Well, he was partly right...
Sep. 13th, 2006 06:42 pm
"... the automobile, from its humble start as a one-lunged horseless carriage, grew into a steel-bodied monster of over a hundred horsepower and capable of making more than a hundred miles an hour. They boiled over the countryside, like yeast in ferment. In the middle of the century it was estimated that there was a motor vehicle for every two persons in the United States.
They contained the seeds of their own destruction. Seventy million steel juggernauts, operated by imperfect human beings at high speed, are more destructive than war....
...Safe driving campaigns were chronic phenomena, but were mere pious attempts to put Humpty-Dumpty together again. It was not physically possible to drive safely in those crowded Metropolises. Pedestrians were sardonically divided into two classes, the quick and the dead.
But a pedestrian could be defined as a man who had found a place to park his car. The automobile made possible huge cities, then choked those same cities to death with their numbers."
From The Roads Must Roll by Robert A. Heinlein, 1939.
Of course, he then went on to predict that America enters the war in Europe, and declares oil to be a national resource. Rising prices of fuel, and the Yankee refusal to be dependent on foreign sources, see the gradual replacement of individual cars with massive high-speed public transportation by the the end of the 20th century. For the most part, we're still waiting for that. While some cities, like Portland, and San Francisco, have excellent public transportation systems, they are still a distant second in utility to individual automobiles.

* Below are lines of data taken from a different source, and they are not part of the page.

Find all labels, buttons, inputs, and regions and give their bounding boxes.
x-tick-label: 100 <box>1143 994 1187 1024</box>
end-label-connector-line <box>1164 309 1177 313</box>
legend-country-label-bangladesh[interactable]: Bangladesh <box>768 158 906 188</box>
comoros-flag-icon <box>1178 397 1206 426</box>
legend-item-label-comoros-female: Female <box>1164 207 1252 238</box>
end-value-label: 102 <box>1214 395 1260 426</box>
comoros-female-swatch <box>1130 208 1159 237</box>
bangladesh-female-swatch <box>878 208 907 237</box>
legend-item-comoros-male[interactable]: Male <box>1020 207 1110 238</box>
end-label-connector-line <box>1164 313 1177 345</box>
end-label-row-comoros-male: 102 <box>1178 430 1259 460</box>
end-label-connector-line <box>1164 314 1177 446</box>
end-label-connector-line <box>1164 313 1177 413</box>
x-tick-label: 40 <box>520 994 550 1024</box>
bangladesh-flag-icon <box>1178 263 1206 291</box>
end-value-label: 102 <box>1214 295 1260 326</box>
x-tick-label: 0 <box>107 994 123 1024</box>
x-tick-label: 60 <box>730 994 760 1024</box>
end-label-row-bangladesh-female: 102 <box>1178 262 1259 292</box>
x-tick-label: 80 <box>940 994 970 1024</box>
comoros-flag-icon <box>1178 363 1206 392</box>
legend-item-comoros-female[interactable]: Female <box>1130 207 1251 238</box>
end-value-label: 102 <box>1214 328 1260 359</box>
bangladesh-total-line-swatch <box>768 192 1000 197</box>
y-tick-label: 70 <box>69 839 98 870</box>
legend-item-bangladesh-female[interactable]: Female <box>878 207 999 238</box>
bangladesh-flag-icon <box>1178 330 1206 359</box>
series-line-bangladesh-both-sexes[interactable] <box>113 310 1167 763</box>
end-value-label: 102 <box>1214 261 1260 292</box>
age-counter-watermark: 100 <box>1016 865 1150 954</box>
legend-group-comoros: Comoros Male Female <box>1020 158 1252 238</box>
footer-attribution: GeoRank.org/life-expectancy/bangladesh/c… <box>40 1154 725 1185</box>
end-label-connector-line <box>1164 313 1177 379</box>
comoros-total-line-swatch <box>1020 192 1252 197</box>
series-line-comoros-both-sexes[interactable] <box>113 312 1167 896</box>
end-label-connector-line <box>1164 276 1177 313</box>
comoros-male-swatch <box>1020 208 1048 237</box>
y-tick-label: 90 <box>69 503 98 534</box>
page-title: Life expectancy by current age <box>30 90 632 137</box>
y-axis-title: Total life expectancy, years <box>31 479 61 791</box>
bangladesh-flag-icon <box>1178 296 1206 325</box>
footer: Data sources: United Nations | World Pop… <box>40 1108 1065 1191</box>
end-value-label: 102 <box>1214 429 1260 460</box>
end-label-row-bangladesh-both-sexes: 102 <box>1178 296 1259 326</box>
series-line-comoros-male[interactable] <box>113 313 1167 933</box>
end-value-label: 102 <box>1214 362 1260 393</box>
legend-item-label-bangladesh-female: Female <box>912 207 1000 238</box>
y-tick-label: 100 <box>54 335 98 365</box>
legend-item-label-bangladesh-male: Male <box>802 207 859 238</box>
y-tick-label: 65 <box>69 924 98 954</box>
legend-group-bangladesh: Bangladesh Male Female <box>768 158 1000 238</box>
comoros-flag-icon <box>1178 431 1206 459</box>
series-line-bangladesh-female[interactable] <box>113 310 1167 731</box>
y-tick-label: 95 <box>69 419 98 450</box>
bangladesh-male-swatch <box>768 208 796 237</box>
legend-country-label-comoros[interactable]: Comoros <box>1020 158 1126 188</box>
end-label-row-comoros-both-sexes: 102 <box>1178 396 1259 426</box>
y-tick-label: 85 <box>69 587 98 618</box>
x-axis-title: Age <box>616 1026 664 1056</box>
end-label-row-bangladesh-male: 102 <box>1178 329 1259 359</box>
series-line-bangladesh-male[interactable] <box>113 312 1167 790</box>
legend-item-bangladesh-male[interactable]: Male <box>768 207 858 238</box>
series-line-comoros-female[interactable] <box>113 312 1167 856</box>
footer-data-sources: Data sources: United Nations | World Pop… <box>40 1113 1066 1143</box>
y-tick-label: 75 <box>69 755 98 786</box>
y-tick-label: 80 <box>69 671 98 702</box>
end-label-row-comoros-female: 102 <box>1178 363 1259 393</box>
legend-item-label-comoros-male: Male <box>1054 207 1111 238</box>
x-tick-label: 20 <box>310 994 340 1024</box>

And inter-city transport is still virtually non-existent unless you want to take a train or a bus that runs perhaps once or twice a day and you don't really care what time you arrive. (Yeah, I'm still pissed at missing most of Batboy the Musical because the damn train took 9 hours to get the 100 miles from Eugene to Portland.)
I'm still waiting for the 300mph Seattle-to-San Diego bullet-train. We could build it. But we won't.
Heinlein severely underestimated what the American public would put up with before they'd start driving less, walking anywhere, demanding adequate public transportation, or, at the very least, a yearly increase in the fuel efficiency of their automobiles.